With Oil At Ten Year Low, Texas Loses Out For Now

Hundreds of oil rigs are shutting down and the Lone Star State is feeling the pain.

By Brenda SalinasMarch 23, 2015 11:07 pm|

The result of the oil and natural gas surge has meant cheaper prices at the pump for most Americans, but according to Forbes Magazine’s Chris Helman, today’s lowered prices have resulted in unprecedented losses for Texas’ oil and gas workforce.

“This is a lot deeper, it’s been so quick,” Helman says. “It was just last June that the price of oil was over $100, and today as I speak to you we’re looking at $43, and that’s incredible.”

Helman says that as a result of the boom in the oil economy and its resultant decline, a lot of Texas’ workforce has been laid off.

“I think in Texas we’re look at about 30,000 lay-offs right now,” Helman says. “It’s hard to pin down the numbers, but I have this spreadsheet that some colleagues and I have been building and trying to figure out layoffs from all these different companies and so far we’ve tallied up about exactly 75,000 layoffs.”

Since Texas is the largest oil producer in the country, Helman says that the majority of those layoffs have disproportionately hurt the state.

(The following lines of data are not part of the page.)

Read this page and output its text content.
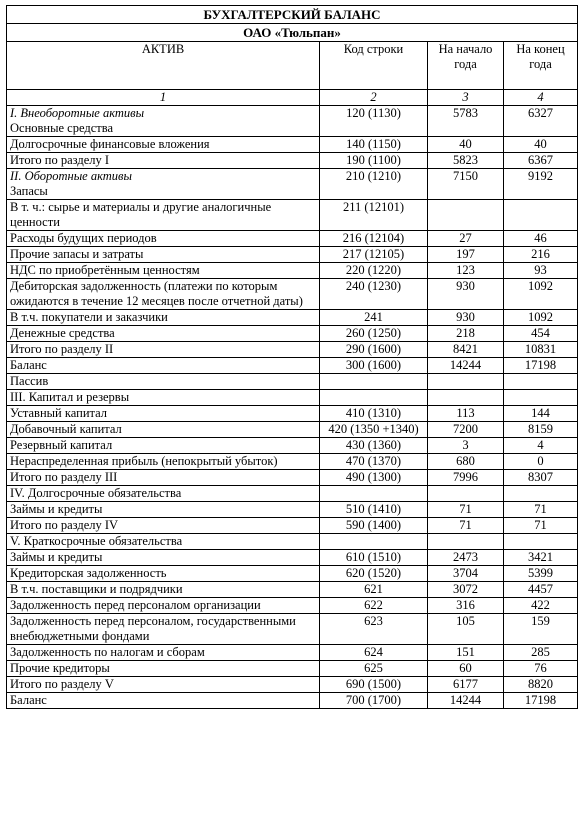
БУХГАЛТЕРСКИЙ БАЛАНС			
ОАО «Тюльпан»			
АКТИВ	Код строки	На начало года	На конец года
1	2	3	4

I. Внеоборотные активы
Основные средства	120 (1130)	5783	6327

Долгосрочные финансовые вложения	140 (1150)	40	40

Итого по разделу I	190 (1100)	5823	6367

II. Оборотные активы
Запасы	210 (1210)	7150	9192

В т. ч.: сырье и материалы и другие аналогичные ценности	211 (12101)		

Расходы будущих периодов	216 (12104)	27	46

Прочие запасы и затраты	217 (12105)	197	216

НДС по приобретённым ценностям	220 (1220)	123	93

Дебиторская задолженность (платежи по которым ожидаются в течение 12 месяцев после отчетной даты)	240 (1230)	930	1092

В т.ч. покупатели и заказчики	241	930	1092

Денежные средства	260 (1250)	218	454

Итого по разделу II	290 (1600)	8421	10831

Баланс	300 (1600)	14244	17198

Пассив			

III. Капитал и резервы			

Уставный капитал	410 (1310)	113	144

Добавочный капитал	420 (1350 +1340)	7200	8159

Резервный капитал	430 (1360)	3	4

Нераспределенная прибыль (непокрытый убыток)	470 (1370)	680	0

Итого по разделу III	490 (1300)	7996	8307

IV. Долгосрочные обязательства			

Займы и кредиты	510 (1410)	71	71

Итого по разделу IV	590 (1400)	71	71

V. Краткосрочные обязательства			

Займы и кредиты	610 (1510)	2473	3421

Кредиторская задолженность	620 (1520)	3704	5399

В т.ч. поставщики и подрядчики	621	3072	4457

Задолженность перед персоналом организации	622	316	422

Задолженность перед персоналом, государственными внебюджетными фондами	623	105	159

Задолженность по налогам и сборам	624	151	285

Прочие кредиторы	625	60	76

Итого по разделу V	690 (1500)	6177	8820

Баланс	700 (1700)	14244	17198
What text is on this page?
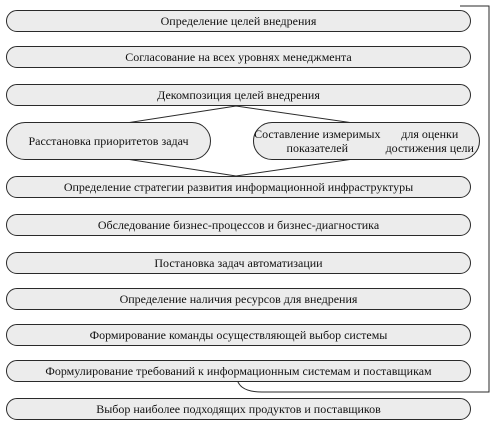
Определение целей внедрения
Согласование на всех уровнях менеджмента
Декомпозиция целей внедрения
Расстановка приоритетов задач	Составление измеримых показателей
для оценки достижения цели
Определение стратегии развития информационной инфраструктуры
Обследование бизнес-процессов и бизнес-диагностика
Постановка задач автоматизации
Определение наличия ресурсов для внедрения
Формирование команды осуществляющей выбор системы
Формулирование требований к информационным системам и поставщикам
Выбор наиболее подходящих продуктов и поставщиков
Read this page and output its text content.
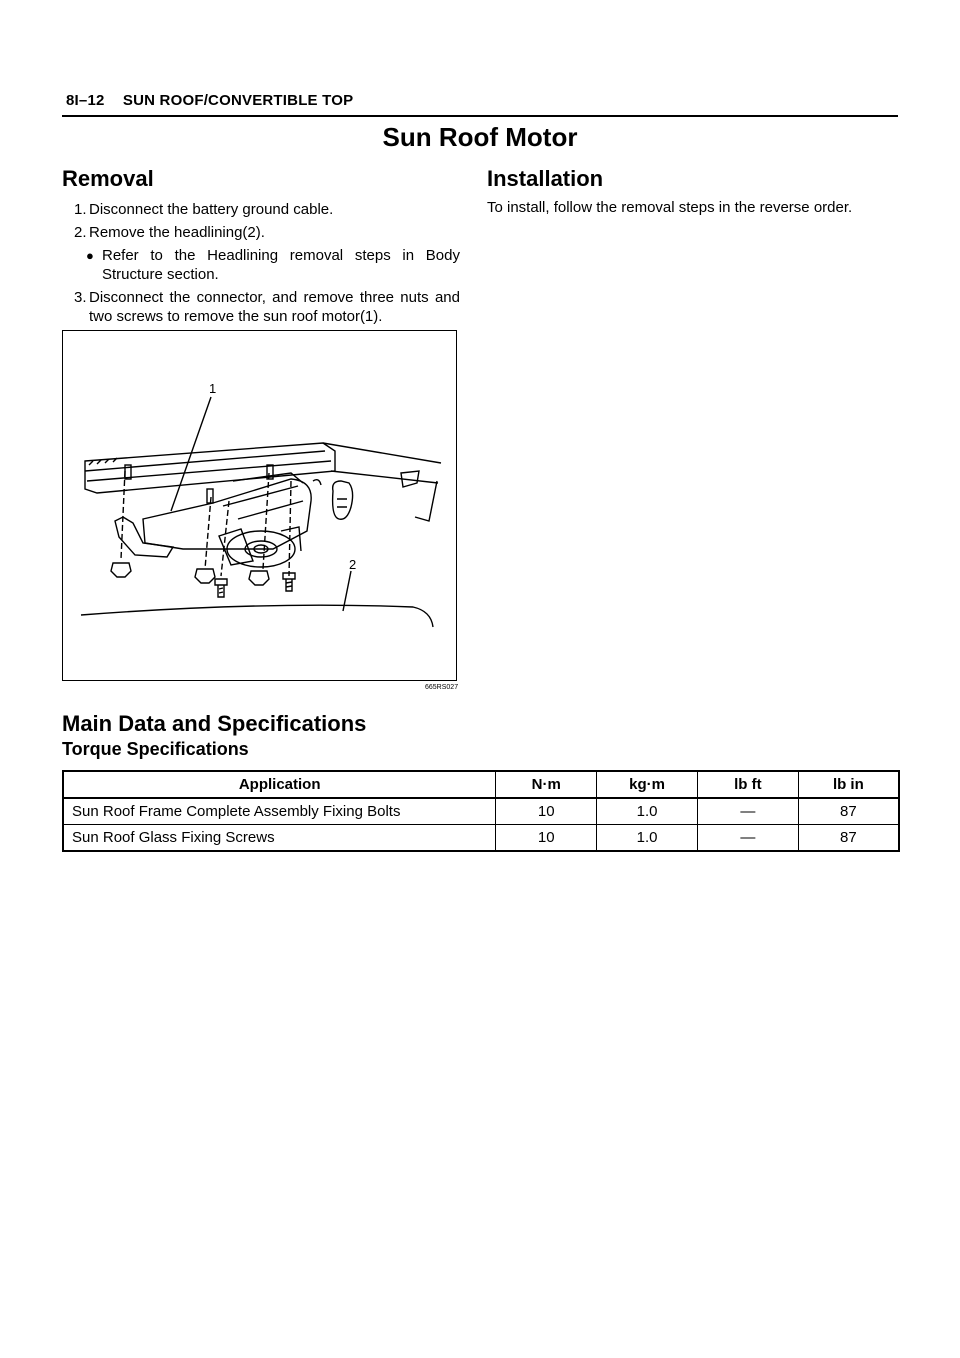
8I–12 SUN ROOF/CONVERTIBLE TOP
Sun Roof Motor
Removal	Installation
1. Disconnect the battery ground cable.
2. Remove the headlining(2).
● Refer to the Headlining removal steps in Body Structure section.
3. Disconnect the connector, and remove three nuts and two screws to remove the sun roof motor(1).
To install, follow the removal steps in the reverse order.
1
2
665RS027
Main Data and Specifications
Torque Specifications
Application	N·m	kg·m	lb ft	lb in
Sun Roof Frame Complete Assembly Fixing Bolts	10	1.0	—	87
Sun Roof Glass Fixing Screws	10	1.0	—	87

In an industry of about 600,000 workers nationwide, the 75,000 layoffs have effected more ten percent of the oil and gas workforce.

Each derrick – or “rig,” in industry terminology – employs around 40 workers for its drilling and maintenance. Helman says that that amounts to big losses for the U.S. economy.

“The rig count has come down about 700 rigs in the past year,” Helman says. “So that’s 30,000 people right there. It’s a tremendous amount of pain that this industry has gone through, and my concern is that the worst is not even over.”

Despite that squeeze on the industry, Helman says that it may yet take some time for Texans to start to see the ripple effects of the contraction to show up.

“If I’m a big rancher in West Texas and I’ve allowed some oil company to drill my land, I usually don’t get my royalty check until about two months after they’ve produced this oil,” Helman says. “So there’s a lag effect, it’s going to be a couple months before I really think ‘oh man, how am I going to make my house bigger and how am I going to make my car payment.'”

Helman says that there may be a silver lining for Texas oil producers if they are able to hang on to their rigs.

“Prices will have to go back up, at least to meet the marginal cost of production, which world-wide averages closer to $75 per production versus the $43 per production that we have now.”